Mi sono seduta sul letto accanto a mio padre, tenendogli la mano e sentendomi sospesa in una distorsione temporale in cui era impossibile anche solo pensare di fare o eseguire qualsiasi tipo di piano. Lui stesso ha gestito un elenco finale, che ho trascritto per lui. Era un elenco di passeggeri per un viaggio in barca del 2024 al largo delle coste della Turchia: mio fratello, mia madre, mio zio e io, più alcuni amici di famiglia.
Il viaggio arrivò con le istruzioni: spargere le sue ceneri sull’altalena di corda.
Poco prima che mio padre morisse nella casa di Washington, DC, mi sono imbattuto in una lettera sulla scrivania di mia madre datata 21 settembre 1988. Era di mio padre a me e mio fratello – avevamo tre e sei anni all’epoca – e era stato scritto durante uno dei suoi periodici attacchi di ansia esistenziale quando si convinceva senza motivo che stava morendo.

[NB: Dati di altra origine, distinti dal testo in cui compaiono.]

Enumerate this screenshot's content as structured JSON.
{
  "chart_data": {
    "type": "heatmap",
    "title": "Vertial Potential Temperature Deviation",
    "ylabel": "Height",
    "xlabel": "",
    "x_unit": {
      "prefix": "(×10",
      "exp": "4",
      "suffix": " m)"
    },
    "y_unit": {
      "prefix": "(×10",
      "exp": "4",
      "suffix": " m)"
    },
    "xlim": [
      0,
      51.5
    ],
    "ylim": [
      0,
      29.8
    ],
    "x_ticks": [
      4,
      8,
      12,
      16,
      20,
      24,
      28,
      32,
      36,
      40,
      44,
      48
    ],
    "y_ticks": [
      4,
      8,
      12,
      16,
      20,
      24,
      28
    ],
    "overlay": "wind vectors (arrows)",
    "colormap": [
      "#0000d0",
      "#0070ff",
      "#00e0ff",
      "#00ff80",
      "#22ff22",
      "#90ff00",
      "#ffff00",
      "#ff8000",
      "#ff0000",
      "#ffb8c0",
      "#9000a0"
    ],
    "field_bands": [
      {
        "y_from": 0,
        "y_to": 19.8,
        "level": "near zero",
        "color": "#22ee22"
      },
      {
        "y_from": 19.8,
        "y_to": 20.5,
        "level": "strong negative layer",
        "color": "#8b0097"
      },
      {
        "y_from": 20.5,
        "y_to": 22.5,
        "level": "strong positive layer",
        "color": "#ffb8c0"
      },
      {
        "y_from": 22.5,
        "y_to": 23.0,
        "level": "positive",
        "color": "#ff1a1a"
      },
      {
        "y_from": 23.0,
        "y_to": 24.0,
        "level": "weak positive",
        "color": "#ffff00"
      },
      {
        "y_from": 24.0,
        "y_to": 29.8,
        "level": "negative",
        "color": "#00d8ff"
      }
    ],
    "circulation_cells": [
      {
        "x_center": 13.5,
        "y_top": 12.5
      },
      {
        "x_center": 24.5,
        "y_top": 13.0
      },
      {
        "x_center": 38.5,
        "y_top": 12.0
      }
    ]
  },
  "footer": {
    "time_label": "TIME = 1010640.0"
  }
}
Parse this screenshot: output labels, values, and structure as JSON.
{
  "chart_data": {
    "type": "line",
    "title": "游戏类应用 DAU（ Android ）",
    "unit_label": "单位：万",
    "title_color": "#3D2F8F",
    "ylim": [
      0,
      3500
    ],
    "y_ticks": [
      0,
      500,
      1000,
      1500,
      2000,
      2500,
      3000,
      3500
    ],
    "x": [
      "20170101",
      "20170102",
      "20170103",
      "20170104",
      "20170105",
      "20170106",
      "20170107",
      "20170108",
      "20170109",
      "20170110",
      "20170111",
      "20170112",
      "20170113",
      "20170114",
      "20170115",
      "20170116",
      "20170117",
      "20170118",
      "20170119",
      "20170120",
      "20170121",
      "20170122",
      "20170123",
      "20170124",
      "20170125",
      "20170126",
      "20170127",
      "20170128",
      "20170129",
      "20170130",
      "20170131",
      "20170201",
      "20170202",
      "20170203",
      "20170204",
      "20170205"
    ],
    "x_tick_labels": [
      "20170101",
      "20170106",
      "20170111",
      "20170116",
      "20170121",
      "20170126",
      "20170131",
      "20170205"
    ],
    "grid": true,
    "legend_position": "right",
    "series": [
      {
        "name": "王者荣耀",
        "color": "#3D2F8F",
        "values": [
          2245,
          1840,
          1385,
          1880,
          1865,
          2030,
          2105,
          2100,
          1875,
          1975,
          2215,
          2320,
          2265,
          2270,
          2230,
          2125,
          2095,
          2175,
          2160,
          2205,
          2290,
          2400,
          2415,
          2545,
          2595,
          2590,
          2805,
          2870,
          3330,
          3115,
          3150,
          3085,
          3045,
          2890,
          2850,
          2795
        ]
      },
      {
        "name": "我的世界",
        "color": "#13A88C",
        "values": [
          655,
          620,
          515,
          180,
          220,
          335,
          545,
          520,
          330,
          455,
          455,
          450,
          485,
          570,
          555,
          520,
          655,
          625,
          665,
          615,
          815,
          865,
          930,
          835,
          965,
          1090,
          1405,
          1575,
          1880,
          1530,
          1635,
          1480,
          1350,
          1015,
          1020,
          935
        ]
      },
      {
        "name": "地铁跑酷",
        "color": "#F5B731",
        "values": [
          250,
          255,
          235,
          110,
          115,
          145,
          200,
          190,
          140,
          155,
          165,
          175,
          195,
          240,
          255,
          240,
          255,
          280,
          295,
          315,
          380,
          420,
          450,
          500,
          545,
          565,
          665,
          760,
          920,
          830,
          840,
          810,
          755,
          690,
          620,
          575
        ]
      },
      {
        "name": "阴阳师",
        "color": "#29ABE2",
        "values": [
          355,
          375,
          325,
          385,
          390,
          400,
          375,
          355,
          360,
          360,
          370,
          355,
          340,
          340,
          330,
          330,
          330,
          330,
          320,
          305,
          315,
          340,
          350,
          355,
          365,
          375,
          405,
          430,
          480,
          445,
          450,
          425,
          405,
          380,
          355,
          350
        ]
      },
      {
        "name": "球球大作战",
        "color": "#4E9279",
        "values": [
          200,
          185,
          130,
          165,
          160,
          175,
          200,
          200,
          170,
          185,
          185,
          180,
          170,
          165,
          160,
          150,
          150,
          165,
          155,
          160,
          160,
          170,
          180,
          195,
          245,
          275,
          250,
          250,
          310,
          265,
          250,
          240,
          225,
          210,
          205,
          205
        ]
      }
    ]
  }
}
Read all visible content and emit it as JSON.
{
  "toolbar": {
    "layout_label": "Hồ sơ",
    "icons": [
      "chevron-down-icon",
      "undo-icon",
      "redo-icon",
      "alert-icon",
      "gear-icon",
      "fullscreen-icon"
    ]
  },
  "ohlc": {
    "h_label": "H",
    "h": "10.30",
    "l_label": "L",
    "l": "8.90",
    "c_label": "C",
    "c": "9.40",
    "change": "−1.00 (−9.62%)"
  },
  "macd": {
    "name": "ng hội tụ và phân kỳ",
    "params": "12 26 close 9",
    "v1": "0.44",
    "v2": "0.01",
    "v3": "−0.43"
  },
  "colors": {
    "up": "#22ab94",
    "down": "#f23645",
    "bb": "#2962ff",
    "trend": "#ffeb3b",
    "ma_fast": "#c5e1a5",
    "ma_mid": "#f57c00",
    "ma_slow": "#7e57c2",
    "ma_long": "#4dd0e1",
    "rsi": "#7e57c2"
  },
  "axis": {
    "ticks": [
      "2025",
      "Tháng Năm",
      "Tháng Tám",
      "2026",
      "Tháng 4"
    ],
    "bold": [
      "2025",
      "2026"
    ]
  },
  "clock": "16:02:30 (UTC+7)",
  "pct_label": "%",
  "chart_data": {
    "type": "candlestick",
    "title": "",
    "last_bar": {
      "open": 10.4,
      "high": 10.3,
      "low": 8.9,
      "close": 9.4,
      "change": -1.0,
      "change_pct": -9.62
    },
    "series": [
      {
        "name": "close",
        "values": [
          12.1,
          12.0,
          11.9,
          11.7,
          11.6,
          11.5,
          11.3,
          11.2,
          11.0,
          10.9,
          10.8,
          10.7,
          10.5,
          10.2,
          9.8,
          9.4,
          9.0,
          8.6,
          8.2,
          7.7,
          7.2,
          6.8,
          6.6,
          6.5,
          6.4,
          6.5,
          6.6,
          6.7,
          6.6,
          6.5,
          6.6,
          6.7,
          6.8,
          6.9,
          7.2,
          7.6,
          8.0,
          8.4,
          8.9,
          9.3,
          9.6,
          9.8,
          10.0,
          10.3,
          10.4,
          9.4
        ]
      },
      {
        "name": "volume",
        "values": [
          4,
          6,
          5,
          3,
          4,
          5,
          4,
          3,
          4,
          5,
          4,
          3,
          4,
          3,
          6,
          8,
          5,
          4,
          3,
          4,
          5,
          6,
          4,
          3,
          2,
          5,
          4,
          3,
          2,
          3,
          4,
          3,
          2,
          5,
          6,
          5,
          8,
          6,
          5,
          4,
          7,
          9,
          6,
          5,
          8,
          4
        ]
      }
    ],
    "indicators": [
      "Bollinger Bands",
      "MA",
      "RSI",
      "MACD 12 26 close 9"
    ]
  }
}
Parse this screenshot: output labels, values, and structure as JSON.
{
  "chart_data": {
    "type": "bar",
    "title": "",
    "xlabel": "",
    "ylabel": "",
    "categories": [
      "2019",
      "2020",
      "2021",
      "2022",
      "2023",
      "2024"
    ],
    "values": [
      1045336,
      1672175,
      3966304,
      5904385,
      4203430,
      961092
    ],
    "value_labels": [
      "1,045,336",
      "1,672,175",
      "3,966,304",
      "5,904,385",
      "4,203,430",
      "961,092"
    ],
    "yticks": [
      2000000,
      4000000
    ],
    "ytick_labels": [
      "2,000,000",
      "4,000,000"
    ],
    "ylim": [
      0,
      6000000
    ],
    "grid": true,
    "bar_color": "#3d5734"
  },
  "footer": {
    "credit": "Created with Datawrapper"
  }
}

Nel caso in cui non avesse avuto la possibilità di vederci crescere, scrive, vuole darci qualche consiglio: “Svegliatevi felici ogni mattina, non sprecate la vostra vita preoccupandovi o facendo liste, e ricordate che vi amo di più. .”
Quando mio padre ha smesso di respirare il 16 agosto, ero al suo fianco. E per la prima volta da molto tempo ho sentito – se non la pace – almeno il potenziale per la pace.